If you have any issue at all, just PM me here

Have Fun
Be Safe

Mike


----------



## Sunburn74 (Jun 10, 2009)

So whats the average turn around time on returns? If its not coming out of your pocket, I don't see why a bike return and replacement should take anything more than a week and a half, since even if the person is wrong about if the bike was actually damaged, its not coming out of your pocket anyway...


----------



## bikesdirect (Sep 9, 2006)

Sunburn74 said:


> So whats the average turn around time on returns? If its not coming out of your pocket, I don't see why a bike return and replacement should take anything more than a week and a half, since even if the person is wrong about if the bike was actually damaged, its not coming out of your pocket anyway...



depends on where you are at
we ship returns to Dallas

can be 1 to 7 days depending on your location

by the way, you should not need someone to setup a single speed
very easy to do and will save you a bit of money if you do it your self

about 20 times easier than building any toy I buy for my kids that says 'some assembly required'

mike


----------



## Sunburn74 (Jun 10, 2009)

The bike arrived last week monday. I didn't open the box but took it to a bike store my roomate recommended. The charged me 60 bucks, but it comes with a 1 yr service warranty for anything outside of tires. I finally got to see the bike yesterday and I must say its quite gorgeous. I went with the motobecane messenger in orange and its just a nice looking bike. Pics coming tomorrow if I can remember.

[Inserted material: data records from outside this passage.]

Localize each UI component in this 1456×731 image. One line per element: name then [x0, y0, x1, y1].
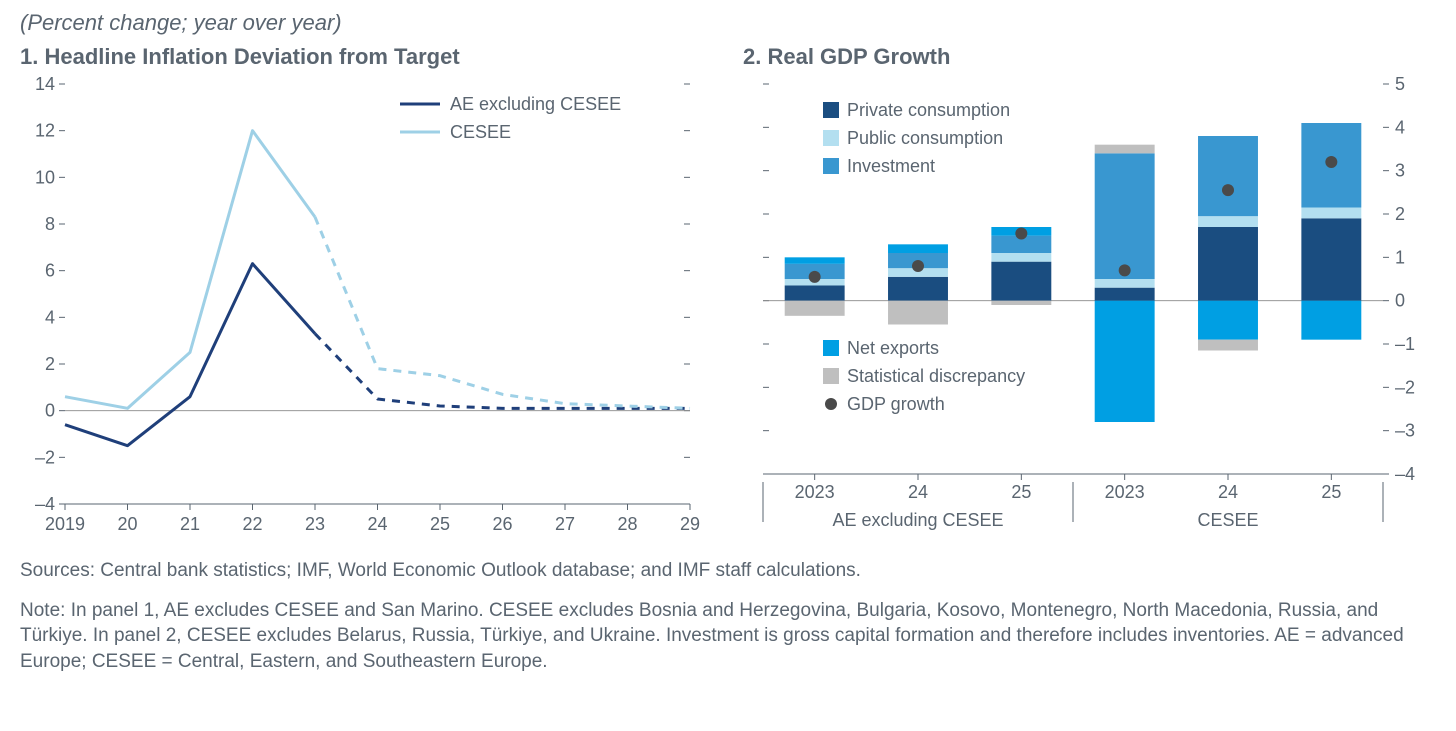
- panel2-group-label: CESEE: [1197, 510, 1258, 530]
- panel2-xtick: 25: [1011, 482, 1031, 502]
- panel1-xtick: 23: [305, 514, 325, 534]
- bar-segment: [785, 257, 845, 264]
- panels-row: 1. Headline Inflation Deviation from Tar…: [20, 44, 1436, 544]
- panel1-ytick: –4: [35, 494, 55, 514]
- panel2-xtick: 2023: [1105, 482, 1145, 502]
- panel-1: 1. Headline Inflation Deviation from Tar…: [20, 44, 713, 544]
- panel2-xtick: 24: [908, 482, 928, 502]
- legend-swatch: [823, 368, 839, 384]
- bar-segment: [1301, 301, 1361, 340]
- series-line: [65, 131, 315, 409]
- gdp-marker: [1325, 156, 1337, 168]
- legend-label: Private consumption: [847, 100, 1010, 120]
- panel2-ytick: –2: [1395, 377, 1415, 397]
- bar-segment: [785, 286, 845, 301]
- bar-segment: [1095, 279, 1155, 288]
- bar-segment: [1301, 208, 1361, 219]
- gdp-marker: [912, 260, 924, 272]
- legend-label: AE excluding CESEE: [450, 94, 621, 114]
- panel2-ytick: 4: [1395, 117, 1405, 137]
- panel1-xtick: 21: [180, 514, 200, 534]
- panel2-ytick: 5: [1395, 74, 1405, 94]
- legend-swatch: [823, 130, 839, 146]
- panel1-ytick: 0: [45, 401, 55, 421]
- series-line-dashed: [315, 217, 690, 408]
- legend-label: Investment: [847, 156, 935, 176]
- panel2-ytick: –3: [1395, 421, 1415, 441]
- legend-label: CESEE: [450, 122, 511, 142]
- legend-label: Net exports: [847, 338, 939, 358]
- panel-1-chart: –4–202468101214201920212223242526272829A…: [20, 74, 710, 544]
- panel1-ytick: 8: [45, 214, 55, 234]
- legend-swatch: [823, 158, 839, 174]
- legend-marker: [825, 398, 837, 410]
- panel2-ytick: –1: [1395, 334, 1415, 354]
- panel1-xtick: 25: [430, 514, 450, 534]
- bar-segment: [1198, 227, 1258, 301]
- legend-label: Statistical discrepancy: [847, 366, 1025, 386]
- bar-segment: [1198, 340, 1258, 351]
- bar-segment: [1095, 153, 1155, 279]
- panel-2-title: 2. Real GDP Growth: [743, 44, 1436, 70]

I'm 6'2, I went with the 61 cm bike and the seats a little uncomfy. Also there is no quick release on the seat meaning if you want to adjust it on the fly, you need to carry that little allen wrench around. Also I don't like the foot straps, but I'm learnig to use them. Outside of that those are my major gripes after the first commute into work. I'll write a review in about a month.


----------



## sonex305 (Jun 17, 2007)

Here's something you can take to the bank; The majority of the people that will tell you Bikesdirect stinks are those people that have not purchased a thing from them. I have owned 6 bikes from Bikesdirect and all have been super. Mike at BD is great to work with and I recommend them highly. Don't listen to the haters, they are the same ones that will pass you on the road and not wave or say hi unless you are riding some name brand bike that you had to pay twice as much for simply because a certain name is on the downtube. 

Enjoy the new ride. I really love that orange they use.


----------



## bourmb (Jan 25, 2009)

Sunburn74 said:


> The bike arrived last week monday. I didn't open the box but took it to a bike store my roomate recommended. The charged me 60 bucks, but it comes with a 1 yr service warranty for anything outside of tires. I finally got to see the bike yesterday and I must say its quite gorgeous. I went with the motobecane messenger in orange and its just a nice looking bike. Pics coming tomorrow if I can remember.
> 
> I'm 6'2, I went with the 61 cm bike and the seats a little uncomfy. Also there is no quick release on the seat meaning if you want to adjust it on the fly, you need to carry that little allen wrench around. Also I don't like the foot straps, but I'm learnig to use them. Outside of that those are my major gripes after the first commute into work. I'll write a review in about a month.


How does the 61 fit you on standover? I am 6'6", but my legs are what I would consider nothing out of the normal as my dress pants are a 34.5" inseam. Most of my height comes in my torso. I really don't know if a 64cm would be too much from a standover perspective. I really wish I still had my old Fuji around so I could measure the standover height!


----------



## Sunburn74 (Jun 10, 2009)

The 61 standover is fine. I feel 64 would have been too much and I actually got to try a 64 inch frame on another bike and it just seemed a bit much. The length of the frame (ie top tube) is a little shorter than what I'd like, but I compensated by adjusting the seat. Overall if I could do it again, I'd probably stick with the 61 over the 64


----------